“My partner. He runs mission control from the inside,” Ryder explains. “Superb hacker too.”
“I have an uncle in Shrevesport,” I inform him. Maybe it could help.
“You won’t have time to see him. The feds will put you on immediate lockdown.”
I quip, “From one prison to another.”
“That’s what the protection program is all about,” he says in a confusing, almost sour tone.
I decide to change the subject. “What is the river on your arm? The one through the gods?”
He doesn’t look away from the road. “Styx. The Greeks believed when you died, to pass through to the otherworld, you had to cross the River Styx.”
“Why do you have a tattoo of it?”
“Because we all have to cross it someday,” he says matter-of-factly. “Metaphorically anyway,” he adds.

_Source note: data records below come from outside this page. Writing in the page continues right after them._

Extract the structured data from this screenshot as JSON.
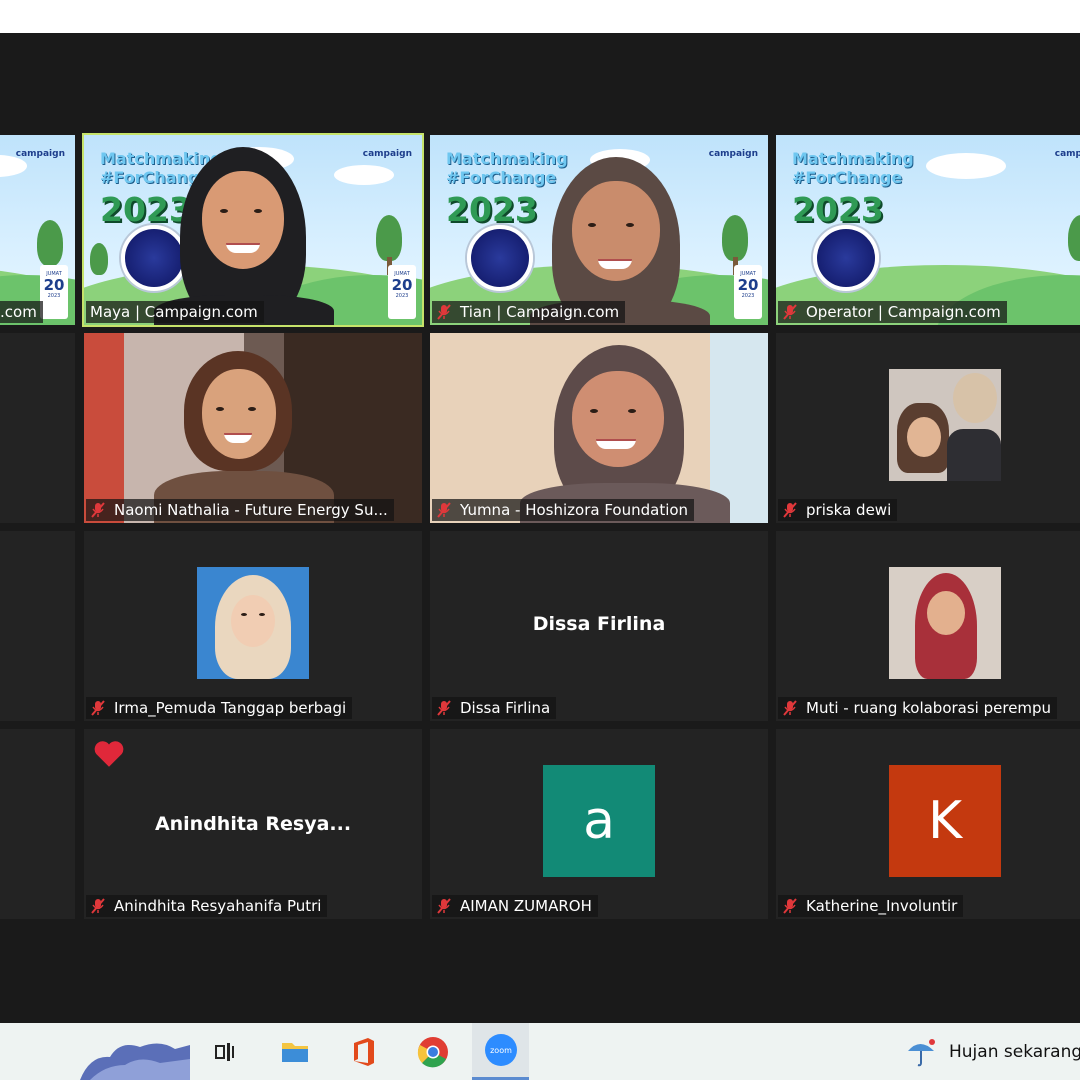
{
  "banner": {
    "title": "Matchmaking\n#ForChange",
    "year": "2023",
    "logo": "campaign",
    "date_day": "JUMAT",
    "date_num": "20",
    "date_month": "JANUARI",
    "date_year": "2023"
  },
  "participants": {
    "left_partial_1": ".com",
    "maya": "Maya | Campaign.com",
    "tian": "Tian | Campaign.com",
    "operator": "Operator | Campaign.com",
    "naomi": "Naomi Nathalia - Future Energy Su...",
    "yumna": "Yumna - Hoshizora Foundation",
    "priska": "priska dewi",
    "irma": "Irma_Pemuda Tanggap berbagi",
    "dissa": "Dissa Firlina",
    "dissa_center": "Dissa Firlina",
    "muti": "Muti - ruang kolaborasi perempu",
    "anindhita": "Anindhita Resyahanifa Putri",
    "anindhita_center": "Anindhita  Resya...",
    "aiman": "AIMAN ZUMAROH",
    "aiman_letter": "a",
    "katherine": "Katherine_Involuntir",
    "katherine_letter": "K"
  },
  "colors": {
    "active_speaker": "#c6e36a",
    "mic_muted": "#e0383b",
    "aiman_avatar": "#128a76",
    "katherine_avatar": "#c4390f"
  },
  "taskbar": {
    "apps": [
      "task-view-icon",
      "file-explorer-icon",
      "office-icon",
      "chrome-icon",
      "zoom-icon"
    ],
    "zoom_label": "zoom",
    "weather_text": "Hujan sekarang"
  }
}
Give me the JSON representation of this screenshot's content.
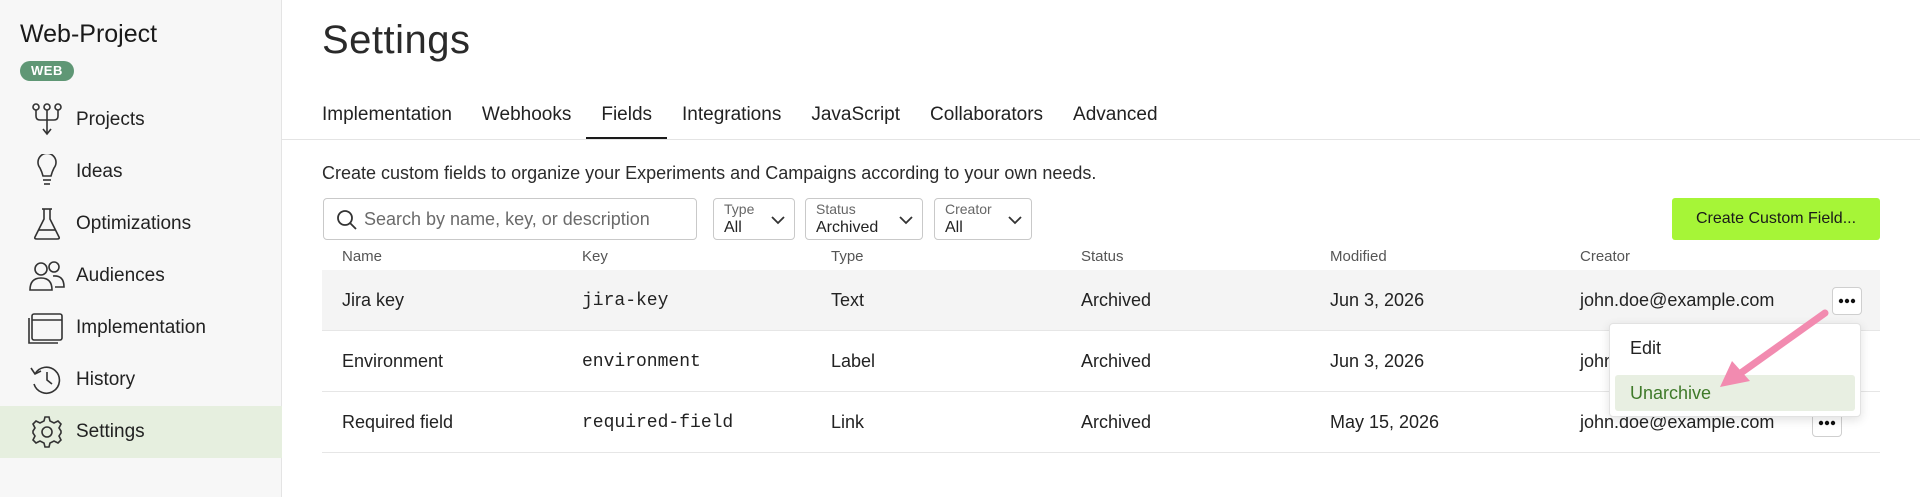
{
  "sidebar": {
    "project_name": "Web-Project",
    "badge": "WEB",
    "items": [
      {
        "label": "Projects",
        "icon": "projects-icon"
      },
      {
        "label": "Ideas",
        "icon": "lightbulb-icon"
      },
      {
        "label": "Optimizations",
        "icon": "flask-icon"
      },
      {
        "label": "Audiences",
        "icon": "users-icon"
      },
      {
        "label": "Implementation",
        "icon": "window-icon"
      },
      {
        "label": "History",
        "icon": "history-icon"
      },
      {
        "label": "Settings",
        "icon": "gear-icon",
        "active": true
      }
    ]
  },
  "page": {
    "title": "Settings",
    "tabs": [
      "Implementation",
      "Webhooks",
      "Fields",
      "Integrations",
      "JavaScript",
      "Collaborators",
      "Advanced"
    ],
    "active_tab": "Fields",
    "description": "Create custom fields to organize your Experiments and Campaigns according to your own needs."
  },
  "toolbar": {
    "search_placeholder": "Search by name, key, or description",
    "filters": [
      {
        "label": "Type",
        "value": "All"
      },
      {
        "label": "Status",
        "value": "Archived"
      },
      {
        "label": "Creator",
        "value": "All"
      }
    ],
    "create_label": "Create Custom Field..."
  },
  "table": {
    "columns": [
      "Name",
      "Key",
      "Type",
      "Status",
      "Modified",
      "Creator"
    ],
    "rows": [
      {
        "name": "Jira key",
        "key": "jira-key",
        "type": "Text",
        "status": "Archived",
        "modified": "Jun 3, 2026",
        "creator": "john.doe@example.com"
      },
      {
        "name": "Environment",
        "key": "environment",
        "type": "Label",
        "status": "Archived",
        "modified": "Jun 3, 2026",
        "creator": "john"
      },
      {
        "name": "Required field",
        "key": "required-field",
        "type": "Link",
        "status": "Archived",
        "modified": "May 15, 2026",
        "creator": "john.doe@example.com"
      }
    ]
  },
  "menu": {
    "items": [
      "Edit",
      "Unarchive"
    ]
  },
  "colors": {
    "accent": "#a6f537",
    "badge": "#5f9775",
    "active_nav": "#e6efdf",
    "menu_highlight": "#e8efe2",
    "arrow": "#f28bb0"
  }
}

I think about that. “Are you afraid to die?”
“No.”
“Are the gods like a talisman?” I try.
“Something like that.” The way the muscles of his arm tense and his hand grips the steering wheel harder makes me think I shouldn’t pursue this line of questioning.
“You don’t think the witness protection program is a good thing?”
“Doesn’t matter what I think.”
“Why don’t you like witness protection?” It does matter to me all of a sudden what he thinks.
“I didn’t say I didn’t like it.”
“But you’re giving every indication that you don’t.”
“It works incredibly well—as long as the witness follows the rules to the letter—but sometimes that proves to be difficult. Especially for someone like you.”
“Someone like me?”
“You’re close to your family, you’re almost finished with your educational track and ready to embark on the career you’ve worked so hard to achieve . . . not to mention the line of work you’re going for—Jesus, working with special needs individuals. You have passion and dedication—with that kind of outward, forward, progressive thinking and idealism, you’ll want out of the ambiguity of the WPP within the first week.”
All of a sudden his deduction feels more like a judgement. Or maybe it’s because I’ve just realized that earlier he wasn’t simply trying to get to know me. His motive was completely just to read me.
What is wrong with you, Rachel? “So all of those questions you asked me before, you were you just sizing up my situation?”
“That’s what I do, Farrington.”
Something about his blunt admission stings. I won’t waste my breath telling him to call me Rachel. “They’ll capture Miguel, and once they do I can go home.”
“It’ll be better for you if someone kills him.”
“I thought you said he’d receive the death penalty.”
“I believe a judge and jury will convict him. If they can catch him,” he says. “Question is, can they catch him?”
Chapter Eight
Ryder
Farrington stares out the window while she chews on the inside of her lip.
Both our heads turn to follow the sign that reads, “Shreveport 86 Miles.” Then we look at each other at the same time.
I wonder what she’s thinking, then she asks, “What happens to you . . . once you deliver me safely into FBI custody?”
“I go home.”
She nods and puts her eyes back onto the passing scenery. “Where’s home?”
“Minnesota.” All of a sudden home doesn’t sound appealing.
The fuck? I don’t want to leave her? I think about that and can’t decide if it’s my instincts telling me she’s not safe or if it’s my dick remembering what she looked like in that towel. I shake my head to clear it. I have a job to do and I’m here to get it done.
“Were you born and raised there?”
“No.” I decide that’s enough said.
Back at the hotel I was all badass. I’d played the hero, and it felt fucking great, especially when she smacked the alligator with the oar. She was trying to help me; it was the first step in our fragile trust process.
Then she came out of the bathroom in nothing but that little towel. It was the gold movie scenes are made of. Fucking outstanding!
I adjust myself in my seat as my dick remembers what she looked like too. And how she acted. Her eyes weren’t scared any longer. In fact, they’d been almost hungry.
My flirting was casual enough. But the truth is, I hadn’t really wanted to leave that hotel room so soon. At least not before taking something that wasn’t mine.
And she isn’t mine, I tell myself. Developing an attraction for someone you’ve just rescued is very bad business practice.
“Ryder?” She’s impatient. Like maybe she’d said my name a couple times and I’d been zoned out.
“Yeah?”
“Come on, we have a long way to go, and I haven’t had a conversation in days. Where did you come from, then?”
Friendly, light conversation is good. “All over the place.” I think of my parents and then Chief and Betty. “I’ve lived in almost every state, at one time or another.”
“Was it difficult, not being settled or having roots?”
“Who says I wasn’t settled? I had roots,” I answer more defensively than I mean to. “Deep ones.”